朱儿送走了雨荷,欢颜拉乐颜坐下,“雨荷姐姐刚送来的百合莲子红豆沙,乐儿你来一碗吧。”说着掀起食盒。
“我不吃啦,我刚刚在娘亲屋里喝了酸梅桂花露。”乐颜摆手道,“你和三哥吃吧。”
话说当初自打乐颜吃了几服欢颜给配的中药后,日日见好,半个多月后便不再做那个噩梦了,夜里睡得也安稳,小脸儿日渐愈发红润光泽起来。
欢颜又等了些日子,问过乐颜又问过紫菀和朱儿,知道这个毛病算是彻底治好了,才敢跟凤娘将事情原原本本交代了。
凤娘佯怒:“你这个胆大包天的孩子,这是把妹妹治好了,娘也既往不咎了,以后可不许再这么傻大胆啦。不过你妹妹的病好了,也算是去了娘的一块心病,说吧欢儿,要什么奖赏呢?”
欢颜摇头:“谁治病救人要奖赏呢,再说乐儿是我的妹妹又不是别人。
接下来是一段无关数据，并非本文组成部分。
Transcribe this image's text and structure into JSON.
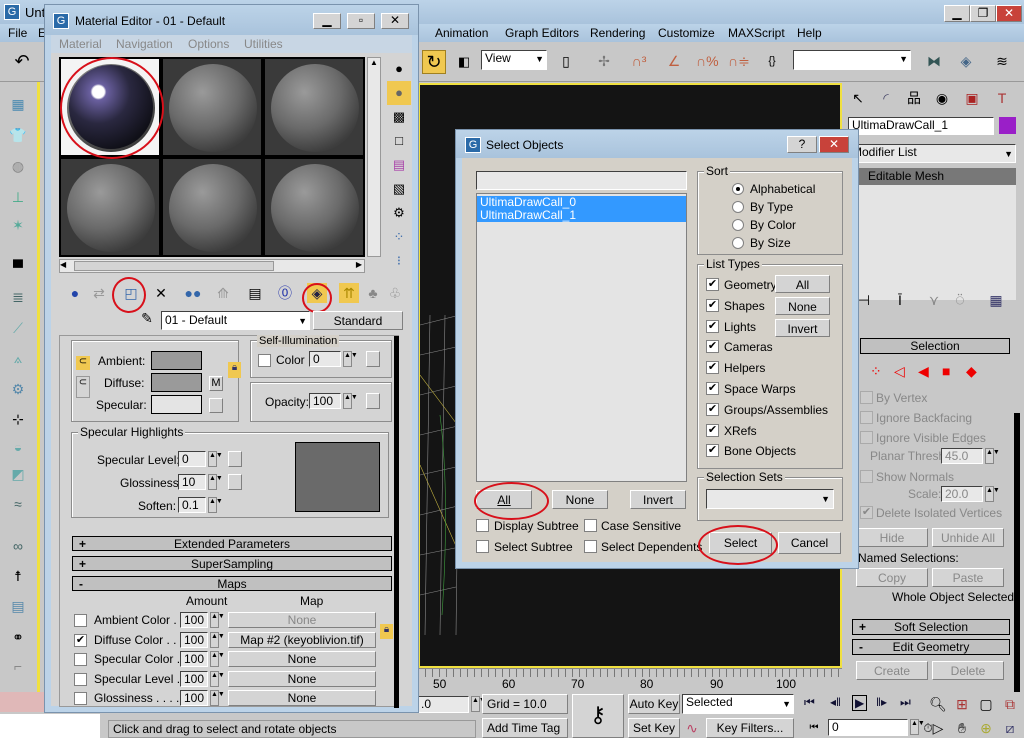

”
凤娘只好抱了抱懂事儿的女儿以示奖励和欣慰,心里比喝了蜜还甜。
欢颜和齐源吃了雨荷送来的百合莲子红豆沙,和乐颜又说笑了一会儿,便一起出了书房,三人直奔凤娘的院子而去。
房里,凤娘琴姨端坐在一旁椅子上,雨荷斜靠在美人榻上歇着,娘儿三个说着体己话儿。
齐家除了齐文山稍稍严厉些,还真是没那么多不得逾越尊卑长幼的规矩,儿媳和婆婆相处起来也不用太拘谨。琴姨手里拿着件小衣裳,抬头说上几句话,又低头缝上两针。
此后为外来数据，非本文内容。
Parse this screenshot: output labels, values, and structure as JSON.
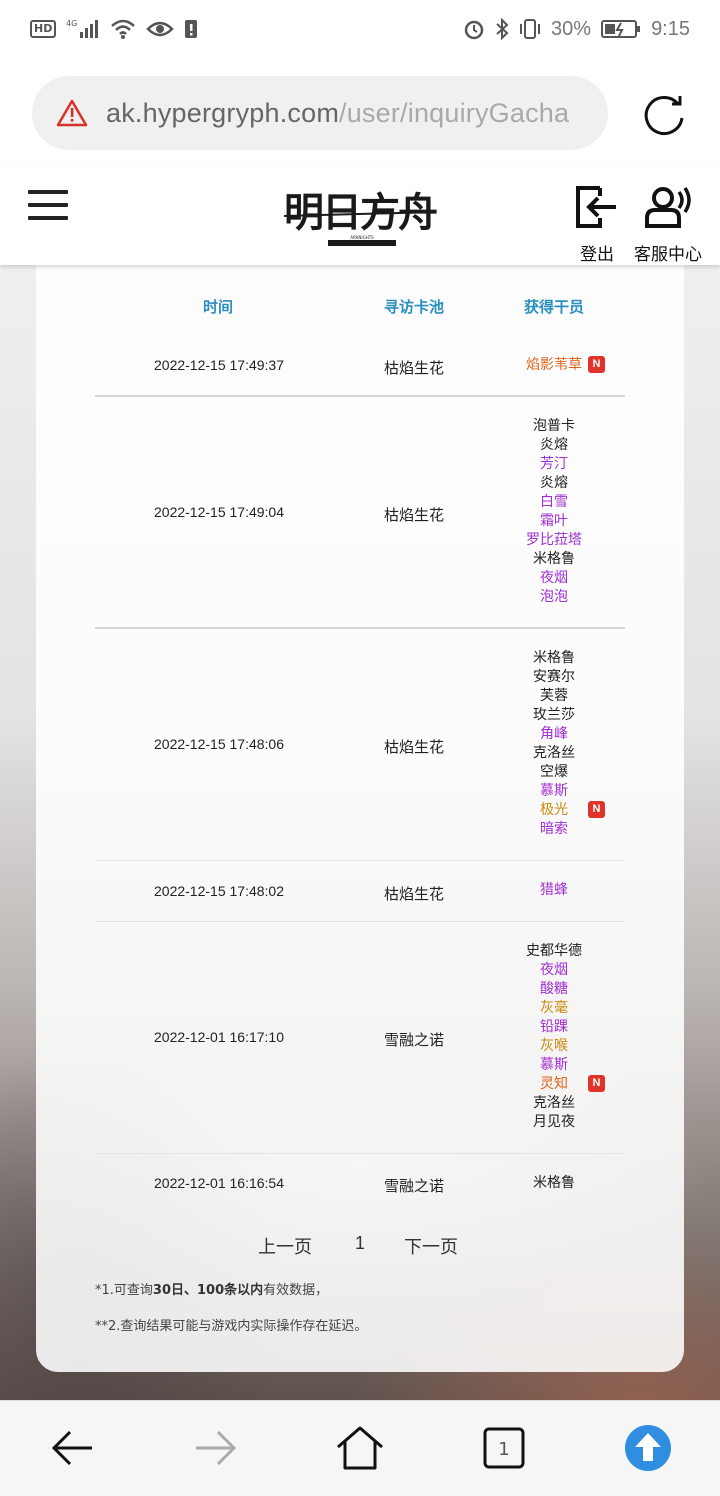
{
  "status_bar": {
    "left_badge": "HD",
    "network": "4G",
    "battery_percent": "30%",
    "time": "9:15"
  },
  "browser": {
    "url_host": "ak.hypergryph.com",
    "url_path": "/user/inquiryGacha"
  },
  "header": {
    "logo_text": "明日方舟",
    "logo_subtext": "ARKNIGHTS",
    "logout_label": "登出",
    "service_label": "客服中心"
  },
  "table": {
    "headers": {
      "time": "时间",
      "pool": "寻访卡池",
      "char": "获得干员"
    },
    "rows": [
      {
        "time": "2022-12-15 17:49:37",
        "pool": "枯焰生花",
        "chars": [
          {
            "name": "焰影苇草",
            "color": "orange",
            "new": true
          }
        ]
      },
      {
        "time": "2022-12-15 17:49:04",
        "pool": "枯焰生花",
        "chars": [
          {
            "name": "泡普卡",
            "color": "black",
            "new": false
          },
          {
            "name": "炎熔",
            "color": "black",
            "new": false
          },
          {
            "name": "芳汀",
            "color": "purple",
            "new": false
          },
          {
            "name": "炎熔",
            "color": "black",
            "new": false
          },
          {
            "name": "白雪",
            "color": "purple",
            "new": false
          },
          {
            "name": "霜叶",
            "color": "purple",
            "new": false
          },
          {
            "name": "罗比菈塔",
            "color": "purple",
            "new": false
          },
          {
            "name": "米格鲁",
            "color": "black",
            "new": false
          },
          {
            "name": "夜烟",
            "color": "purple",
            "new": false
          },
          {
            "name": "泡泡",
            "color": "purple",
            "new": false
          }
        ]
      },
      {
        "time": "2022-12-15 17:48:06",
        "pool": "枯焰生花",
        "chars": [
          {
            "name": "米格鲁",
            "color": "black",
            "new": false
          },
          {
            "name": "安赛尔",
            "color": "black",
            "new": false
          },
          {
            "name": "芙蓉",
            "color": "black",
            "new": false
          },
          {
            "name": "玫兰莎",
            "color": "black",
            "new": false
          },
          {
            "name": "角峰",
            "color": "purple",
            "new": false
          },
          {
            "name": "克洛丝",
            "color": "black",
            "new": false
          },
          {
            "name": "空爆",
            "color": "black",
            "new": false
          },
          {
            "name": "慕斯",
            "color": "purple",
            "new": false
          },
          {
            "name": "极光",
            "color": "gold",
            "new": true
          },
          {
            "name": "暗索",
            "color": "purple",
            "new": false
          }
        ]
      },
      {
        "time": "2022-12-15 17:48:02",
        "pool": "枯焰生花",
        "chars": [
          {
            "name": "猎蜂",
            "color": "purple",
            "new": false
          }
        ]
      },
      {
        "time": "2022-12-01 16:17:10",
        "pool": "雪融之诺",
        "chars": [
          {
            "name": "史都华德",
            "color": "black",
            "new": false
          },
          {
            "name": "夜烟",
            "color": "purple",
            "new": false
          },
          {
            "name": "酸糖",
            "color": "purple",
            "new": false
          },
          {
            "name": "灰毫",
            "color": "gold",
            "new": false
          },
          {
            "name": "铅踝",
            "color": "purple",
            "new": false
          },
          {
            "name": "灰喉",
            "color": "gold",
            "new": false
          },
          {
            "name": "慕斯",
            "color": "purple",
            "new": false
          },
          {
            "name": "灵知",
            "color": "orange",
            "new": true
          },
          {
            "name": "克洛丝",
            "color": "black",
            "new": false
          },
          {
            "name": "月见夜",
            "color": "black",
            "new": false
          }
        ]
      },
      {
        "time": "2022-12-01 16:16:54",
        "pool": "雪融之诺",
        "chars": [
          {
            "name": "米格鲁",
            "color": "black",
            "new": false
          }
        ]
      }
    ],
    "new_badge": "N"
  },
  "pagination": {
    "prev": "上一页",
    "page": "1",
    "next": "下一页"
  },
  "notes": {
    "note1_prefix": "*1.可查询",
    "note1_bold": "30日、100条以内",
    "note1_suffix": "有效数据，",
    "note2": "**2.查询结果可能与游戏内实际操作存在延迟。"
  },
  "bottom_nav": {
    "tab_count": "1",
    "accent_color": "#2f8ee0"
  },
  "colors": {
    "black": "#222222",
    "purple": "#a12fd3",
    "gold": "#c9890d",
    "orange": "#e0641f",
    "header_blue": "#2a8fc0",
    "new_red": "#e0332a"
  }
}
乐颜进得屋,“琴姨,这点事儿交给婆子丫头们做做好了。”
齐源也点头表示乐颜说的有道理。
“刚下生的月窠儿娃娃皮肤娇嫩,我怕婆子丫头们针脚不爽利。”琴姨摇着头,“你们没见这小衣裳毛边都是向外的,省得磨破了娃娃的身子。”